Testing is Good. Pyramids are Bad. Ice Cream Cones are the Worst

Ice cream cones are the worst. Not all ice cream cones. Just the ones that model a testing approach for software development. Several different figures in the pantheon of leaders within the software engineering community, most notably Martin Fowler, have pointed to this anti-pattern as they explain a more sane approach for sustainable, high quality set of development practices.

Fowler and others within the engineering, QA and DevOps communities model a testing pyramid as the alternative approach to the clearly horrible ice cream cone. In working with teams, I’ve come to a new conclusion; pyramids suck too (just not as bad as ice cream cones).

Why Ice Cream Cones Are Bad

Back in 2011 when the savants at ThoughtWorks were codifying continuous delivery a number of obsessive engineers developed what has become dogma inside QA communities; the Testing Pyramid.

Along with the testing pyramid, came its anti-pattern; the Testing Ice Cream Cone. The ice cream cone is what comes out of a shop that places the majority of its QA effort and labor into manual test definition and execution. Over time, as the feature set supported by the software grows, the amount of required testing labor grows linearly, if not exponentially, right along with features (depending upon how features interact with each other, a new feature might have to be tested in the context of other features).

Testing Pyramid vs Testing Ice Cream Cone

Unless organizations are willing to either provide the amount of labor required to continue the manual testing approach, the enterprise will have to change approaches or depend upon providence and good fortune to avoid bugs and outages.

Clearly, this ice cream sucks, despite that it makes everyone want to scream. Product screams about long lead times, low quality and unpredictable results. Engineering screams about QA not catching defects. QA screams about not having enough resources to do the job well. We all do indeed scream about ice cream.

Why Pyramids Aren’t Much Better

The pyramid promises a different result. Shops that follow this pattern, place the majority of its QA effort and labor into automated test definition and creation. Over time, the body of tests grow and while costs do increase to maintain the suite of tests, the rate of increase becomes more palatable given that both quality and speed can be preserved (because test execution stays at the level of minutes or hours depending upon how you parallelize the execution across testing infrastructure).

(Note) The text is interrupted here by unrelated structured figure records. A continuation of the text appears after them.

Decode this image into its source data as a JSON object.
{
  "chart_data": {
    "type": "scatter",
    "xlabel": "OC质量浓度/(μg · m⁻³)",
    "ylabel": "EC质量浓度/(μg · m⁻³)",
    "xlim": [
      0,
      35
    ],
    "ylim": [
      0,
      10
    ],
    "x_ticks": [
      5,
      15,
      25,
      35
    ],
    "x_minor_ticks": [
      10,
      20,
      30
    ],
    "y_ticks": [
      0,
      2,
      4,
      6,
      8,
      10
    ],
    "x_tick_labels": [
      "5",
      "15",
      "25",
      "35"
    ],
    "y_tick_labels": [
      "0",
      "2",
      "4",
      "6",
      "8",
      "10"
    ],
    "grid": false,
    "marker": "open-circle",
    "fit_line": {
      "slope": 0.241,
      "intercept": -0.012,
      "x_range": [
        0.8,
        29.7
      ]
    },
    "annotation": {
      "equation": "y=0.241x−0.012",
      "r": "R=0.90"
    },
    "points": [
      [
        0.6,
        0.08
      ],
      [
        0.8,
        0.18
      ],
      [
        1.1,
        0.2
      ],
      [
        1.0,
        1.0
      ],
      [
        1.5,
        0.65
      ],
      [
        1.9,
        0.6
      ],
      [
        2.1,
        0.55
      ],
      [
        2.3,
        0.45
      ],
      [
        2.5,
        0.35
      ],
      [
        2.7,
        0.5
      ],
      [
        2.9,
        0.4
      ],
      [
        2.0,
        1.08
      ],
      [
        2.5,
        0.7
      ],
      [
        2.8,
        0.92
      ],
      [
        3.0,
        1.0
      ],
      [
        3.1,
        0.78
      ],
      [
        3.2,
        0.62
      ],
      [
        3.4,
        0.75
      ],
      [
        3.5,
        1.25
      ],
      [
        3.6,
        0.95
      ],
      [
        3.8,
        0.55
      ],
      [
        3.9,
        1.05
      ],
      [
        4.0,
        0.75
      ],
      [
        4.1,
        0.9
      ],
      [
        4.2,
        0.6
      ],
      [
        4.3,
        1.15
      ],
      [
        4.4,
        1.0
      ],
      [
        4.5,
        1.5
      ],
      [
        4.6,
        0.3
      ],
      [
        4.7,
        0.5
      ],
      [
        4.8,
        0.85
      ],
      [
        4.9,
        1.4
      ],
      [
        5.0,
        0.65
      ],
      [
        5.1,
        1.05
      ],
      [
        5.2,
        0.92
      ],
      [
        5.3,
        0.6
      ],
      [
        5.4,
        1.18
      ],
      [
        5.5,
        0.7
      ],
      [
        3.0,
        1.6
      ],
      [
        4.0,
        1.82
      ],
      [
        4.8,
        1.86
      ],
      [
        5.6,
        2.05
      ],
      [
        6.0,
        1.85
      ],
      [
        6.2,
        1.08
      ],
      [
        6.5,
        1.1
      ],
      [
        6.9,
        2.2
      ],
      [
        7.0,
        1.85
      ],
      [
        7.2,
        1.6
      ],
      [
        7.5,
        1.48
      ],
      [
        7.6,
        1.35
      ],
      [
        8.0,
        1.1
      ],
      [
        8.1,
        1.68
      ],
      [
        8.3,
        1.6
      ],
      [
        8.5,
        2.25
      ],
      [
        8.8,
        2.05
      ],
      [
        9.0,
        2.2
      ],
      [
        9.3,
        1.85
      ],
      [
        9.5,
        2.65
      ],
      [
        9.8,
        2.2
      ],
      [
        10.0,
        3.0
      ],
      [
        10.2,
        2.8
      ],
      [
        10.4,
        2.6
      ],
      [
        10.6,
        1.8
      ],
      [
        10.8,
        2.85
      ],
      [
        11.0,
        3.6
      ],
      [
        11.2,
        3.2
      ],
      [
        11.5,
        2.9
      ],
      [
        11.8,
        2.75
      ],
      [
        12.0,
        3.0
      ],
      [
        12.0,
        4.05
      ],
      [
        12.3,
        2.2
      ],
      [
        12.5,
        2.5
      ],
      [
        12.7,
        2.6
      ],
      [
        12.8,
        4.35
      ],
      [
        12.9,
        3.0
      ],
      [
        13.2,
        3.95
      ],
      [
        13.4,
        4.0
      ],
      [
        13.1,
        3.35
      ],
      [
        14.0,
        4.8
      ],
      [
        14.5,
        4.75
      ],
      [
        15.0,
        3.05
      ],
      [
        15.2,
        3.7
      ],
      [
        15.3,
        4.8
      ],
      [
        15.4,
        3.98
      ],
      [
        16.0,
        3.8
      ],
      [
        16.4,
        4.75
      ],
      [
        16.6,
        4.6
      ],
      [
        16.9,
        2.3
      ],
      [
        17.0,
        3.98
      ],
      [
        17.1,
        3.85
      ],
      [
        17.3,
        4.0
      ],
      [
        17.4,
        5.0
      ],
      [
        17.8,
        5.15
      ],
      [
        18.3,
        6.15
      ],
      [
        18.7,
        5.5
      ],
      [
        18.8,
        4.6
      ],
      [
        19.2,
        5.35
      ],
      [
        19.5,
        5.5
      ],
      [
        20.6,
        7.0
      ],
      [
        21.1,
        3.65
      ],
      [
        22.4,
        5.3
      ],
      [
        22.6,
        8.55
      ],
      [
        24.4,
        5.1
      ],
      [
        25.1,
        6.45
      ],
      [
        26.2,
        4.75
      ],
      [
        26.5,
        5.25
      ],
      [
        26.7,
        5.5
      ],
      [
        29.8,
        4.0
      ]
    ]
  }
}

Sounds great, doesn’t it? What could possibly go wrong? Here’s the deal; Practitioners are humans. These humans very often see the pyramid and apply it like a physical world concept — first construct the bottom layer of unit tests, then construct the next layer up and so on until you get to the top. I.E., “don’t do anything in layer two until later one is complete”.

While this application could conceivably work for a new code base if it was followed from inception, it could never hope to be effective when applied to a legacy application with a large code base and a team already running after the ice cream truck. Almost, if not, the entire team of engineers and QA staff would have to be dedicated to unit tests before any integration tests could be written, much less written and optimized for testing that doesn’t fully align with the feature-based functional paths. For example:

  • negative tests to find bugs off of the happy path main use case
  • security tests to find and eliminate security holes, ensure an appropriately secure application and prevent an unauthorized data breach
  • performance tests to find bottlenecks that kill user engagement and create possible outages

There may be less screaming in this mode, but the sounds coming out of this model surely aren’t cries of joy.

You Can Catch More Bugs With Honeycombs

So, if ice cream cones always suck, and pyramids suck for transforming teams, what’s a responsible development staff to do? Maybe it’s time to take a page out of the UX playbook and apply Peter Morville’s classic honeycomb model used to represent the facets of user experience. Each facet is required to achieve the end goal of a well designed experience, but no facet supersedes the others in terms of importance or precedence.

Peter Morville’s UX Honeycomb

The downside of the honeycomb model is that you lose what is actually the intended message of the pyramid; unit tests should exist in the greatest number, there should be fewer integration tests than unit tests and so on up the stack and the manual exploratory tests should be the fewest in number not only because the variable cost to execute is highest, but more importantly because they provide the least value in the process of isolating the problems in the code base.

With all of the above context in mind, I’ve drafted (with contributions from Chue Her at Cox Automotive) what could be a model that helps in-transformation teams understand the importance of a holistic approach to testing that:

  • gives more context to the different types of tests in software/product engineering
  • does not pit one type of test vs another in a linear-adversarial model
  • communicates the guidance on the relative levels of magnitude for each category of test
  • includes the concept of value-driven testing to allow people to orient their transformation efforts on high value areas
The Testing Honeycomb

What remains to be seen is if the community at large sees any attempt to refine current dogma as vinegar (even if it is shaped like a honeycomb).